With the brakes off, the RockShox Monarch RT3 DebonAir is supple, happily soaking up the chatter while still delivering the controlled performance when the impacts grow. The Rapid Recovery rebound circuit helps glue the rear wheel to the ground, when braking allows.
The active suspension is more than happy being compressed into a berm too, allowing you to hold more speed than you might otherwise think is feasible.
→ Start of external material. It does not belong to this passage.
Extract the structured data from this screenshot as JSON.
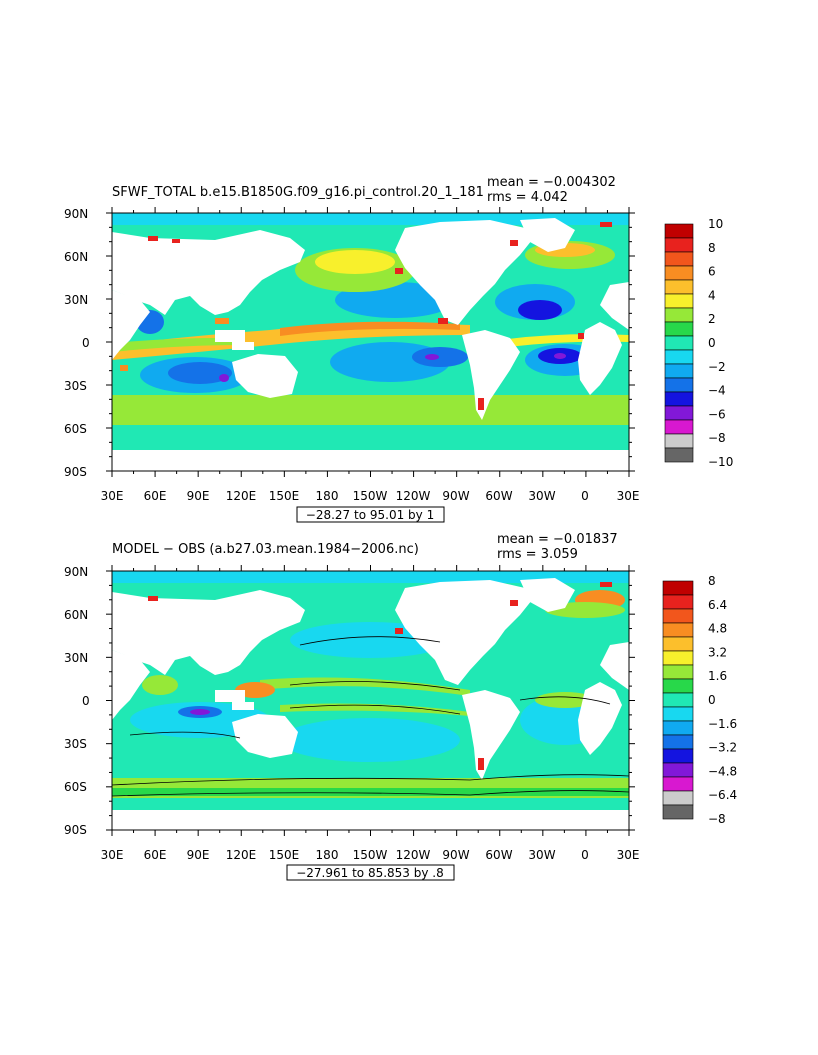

The Five just sits into its travel and waits for you to fling it out of the turn and into the next section. That said though, there’s a definite hint of flex between the front and rear of the bike. The bearings might be oversized, but with only one pivot point the bike does bend a little. Orange has tackled this as much as it can within the frame’s design though, new profiling of the front triangle’s tubes adding a claimed 15 percent increase in stiffness.
Point the Five RS down a hill and you're in for some fun…
In an ideal world, all we’d do is go down a hill, but unfortunately hills are also there to be ridden up; not every trail lets gravity do all the work. Here, the Five loses a bit of its shine. The slack angles and active suspension mean that it can feel a little sluggish when you’re traversing hills. Without a multi-link suspension system providing anti-squat chain tension the Five can suck a bit of life out of spirited efforts.
When the trail heads up and weight shifts back, it can feel like you’re sat quite far back on the bike too, needing a conscious effort to lower your torso towards the stem to keep it all in check. At 13.8kg, it’s no flyweight for this sort of money either.
Oh yes, did we mention the price? For this sort of money we’d expect a Guide RSC or Ultimate brake, and while the performance of GX is pretty much as good as the groups above, we’d feel it would have been better value if it came with X01, for example.
If parts of the spec really aren’t to taste, Orange does offer a range of upgrades at the point of purchase though, so Guide RS brakes or a RockShox Reverb post can be fitted for a relatively reasonable price.
All considered, the Five has retained its crown as one of the most fun bikes out there to shred down a hill. It may not be the most advanced and it is a bit of a slog to get it back up – but if you just want a massive grin when at to the bottom of the hill, the Five’s hard to beat.